The incentive problem we need to resolve

South Africa’s health-care system is built on incentives that actively reward the wrong behaviours. Under the current fee-for-service model, more procedures mean more revenue. Prevention pays less than treatment. Keeping patients healthy, the entire point of medicine, generates less income than managing their deterioration.

The alternative, value-based care, a model that rewards outcomes rather than volume, has been a compelling concept for decades. But its adoption has been constrained not by a lack of will but by inadequate data infrastructure capable of reliably measuring patient- and clinician-reported outcomes on which reimbursement can be based.

This is precisely where technology, used purposefully and embedded in clinical workflows, changes the equation. AI systems that aggregate data across the care continuum, track outcomes longitudinally and identify risk patterns before they become crises do not just improve care; they make a fundamentally better payment model viable for the first time.

Imagine a health-care system where your doctor’s success is measured by how well you stay, not how often you need treatment. That is the ethical imperative, and the right technology makes it achievable.

What the NHI debate is missing

South Africa does not need to resolve the ideological question of whether universal health care is desirable. That question was resolved decades ago. What it urgently needs is a serious, technically grounded national conversation about how to get there.

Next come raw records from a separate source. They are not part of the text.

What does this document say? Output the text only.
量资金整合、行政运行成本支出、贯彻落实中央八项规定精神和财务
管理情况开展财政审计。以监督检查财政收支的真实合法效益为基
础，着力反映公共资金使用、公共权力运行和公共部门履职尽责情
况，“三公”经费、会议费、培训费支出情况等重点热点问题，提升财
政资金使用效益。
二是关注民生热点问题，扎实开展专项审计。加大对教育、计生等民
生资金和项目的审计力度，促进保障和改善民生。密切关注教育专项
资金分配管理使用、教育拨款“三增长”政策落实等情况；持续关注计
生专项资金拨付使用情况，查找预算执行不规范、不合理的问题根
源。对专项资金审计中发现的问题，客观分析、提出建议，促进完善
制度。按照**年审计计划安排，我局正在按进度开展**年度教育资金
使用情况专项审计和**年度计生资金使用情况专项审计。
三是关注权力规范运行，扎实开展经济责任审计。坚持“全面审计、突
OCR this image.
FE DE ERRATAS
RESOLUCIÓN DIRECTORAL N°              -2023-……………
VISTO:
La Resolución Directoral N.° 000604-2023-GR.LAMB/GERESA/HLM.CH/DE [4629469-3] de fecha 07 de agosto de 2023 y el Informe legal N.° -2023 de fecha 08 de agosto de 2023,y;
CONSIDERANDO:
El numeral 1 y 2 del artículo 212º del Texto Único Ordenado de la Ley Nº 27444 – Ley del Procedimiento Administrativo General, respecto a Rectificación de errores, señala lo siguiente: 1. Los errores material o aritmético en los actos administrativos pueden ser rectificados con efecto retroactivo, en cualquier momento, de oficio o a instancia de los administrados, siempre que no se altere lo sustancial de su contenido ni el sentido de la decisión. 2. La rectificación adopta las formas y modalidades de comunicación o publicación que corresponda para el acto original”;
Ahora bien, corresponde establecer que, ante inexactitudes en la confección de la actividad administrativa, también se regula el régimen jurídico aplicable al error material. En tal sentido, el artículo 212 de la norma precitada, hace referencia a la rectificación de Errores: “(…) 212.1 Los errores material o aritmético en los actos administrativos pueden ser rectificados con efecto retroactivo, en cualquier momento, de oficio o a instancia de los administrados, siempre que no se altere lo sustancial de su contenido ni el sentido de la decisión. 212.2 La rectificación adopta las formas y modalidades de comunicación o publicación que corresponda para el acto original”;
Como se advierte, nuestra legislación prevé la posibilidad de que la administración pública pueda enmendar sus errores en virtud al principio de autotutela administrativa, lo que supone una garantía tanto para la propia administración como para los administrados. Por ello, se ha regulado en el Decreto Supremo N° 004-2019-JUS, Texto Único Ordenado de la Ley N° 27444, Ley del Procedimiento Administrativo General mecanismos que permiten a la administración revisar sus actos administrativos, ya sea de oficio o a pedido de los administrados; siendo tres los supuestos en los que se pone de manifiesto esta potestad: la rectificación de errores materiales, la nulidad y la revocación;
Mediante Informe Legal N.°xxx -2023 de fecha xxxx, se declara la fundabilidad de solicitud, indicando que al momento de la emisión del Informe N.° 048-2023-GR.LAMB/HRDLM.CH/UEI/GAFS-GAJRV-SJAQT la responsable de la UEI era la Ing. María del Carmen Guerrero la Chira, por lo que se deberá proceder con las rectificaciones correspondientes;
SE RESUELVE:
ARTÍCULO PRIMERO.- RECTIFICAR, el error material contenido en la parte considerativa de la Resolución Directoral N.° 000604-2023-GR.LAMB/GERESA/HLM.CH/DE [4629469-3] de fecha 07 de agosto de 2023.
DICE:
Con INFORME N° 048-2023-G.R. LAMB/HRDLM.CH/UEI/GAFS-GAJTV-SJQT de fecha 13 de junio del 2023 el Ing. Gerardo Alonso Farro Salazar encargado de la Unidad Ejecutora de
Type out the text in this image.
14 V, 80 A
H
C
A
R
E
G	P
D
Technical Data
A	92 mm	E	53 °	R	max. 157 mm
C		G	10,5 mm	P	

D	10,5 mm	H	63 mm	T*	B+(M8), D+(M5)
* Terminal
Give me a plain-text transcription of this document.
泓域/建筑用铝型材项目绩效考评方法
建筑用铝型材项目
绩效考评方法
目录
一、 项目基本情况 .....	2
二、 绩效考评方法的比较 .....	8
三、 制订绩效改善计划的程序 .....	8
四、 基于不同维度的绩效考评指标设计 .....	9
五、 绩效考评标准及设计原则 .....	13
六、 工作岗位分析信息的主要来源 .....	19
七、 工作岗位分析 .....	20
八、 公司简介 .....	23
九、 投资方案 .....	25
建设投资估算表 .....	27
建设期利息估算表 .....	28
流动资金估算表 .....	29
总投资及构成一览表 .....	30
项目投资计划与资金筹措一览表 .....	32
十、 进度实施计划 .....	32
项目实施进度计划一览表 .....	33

That conversation must include at least three things currently absent from the public debate:

  • A workforce retention strategy that addresses the administrative conditions driving burnout. Doctors do not leave because they stop caring. They leave because the system makes caring unsustainable. Technology that restores clinical time, that handles documentation, aggregates history and translates data into insight, is not a luxury. It is a precondition for retaining the skills the NHI needs to function.
  • An honest national audit of digital infrastructure readiness. While the department of health has made progress, including work on patient registration, fraud prevention and the draft NHI Fund regulations, the divide between public and private digital capability presents a genuine risk. With many patients already accessing services in both the public and private sectors, standardised digital infrastructure is essential to maintain patient outcomes.
  • A commitment to implementing the proposed value-based care incentive model proposed in the NHI Bill, rather than simply replicating fee-for-service under a new payer. The NHI’s single-purchaser structure could, in theory, be a powerful lever for shifting to outcome-based payment. That potential will be wasted if the new fund reimburses procedures at scale without the measurement infrastructure to hold providers accountable for results.

The window the pause creates

Every month that the NHI is not being promulgated is a month in which the foundational work, data systems, workforce conditions and incentive architecture could be built.

It is estimated that full NHI implementation could take up to 15 years or more. If that is the realistic timeline, the question for policymakers, technologists and health-care providers alike is not “when does the NHI start?” but “what kind of system will be in place when it does?”

The shift to human-centred, AI-enabled care

The future of health care is grounded in a simple, daily reality: a doctor who finishes a consultation energised by connection rather than exhausted by documentation. A patient who leaves not only with a prescription but also with a clear understanding of their health. A system that measures success not by the volume of interventions but by the quality of lives improved.

The decade ahead will not belong to those with the most sophisticated algorithms but to those who understand that in health care, as in all things that matter, technology is never the focal point. The human always is.

• Khabela is a strategic relationships executive at Healthbridge.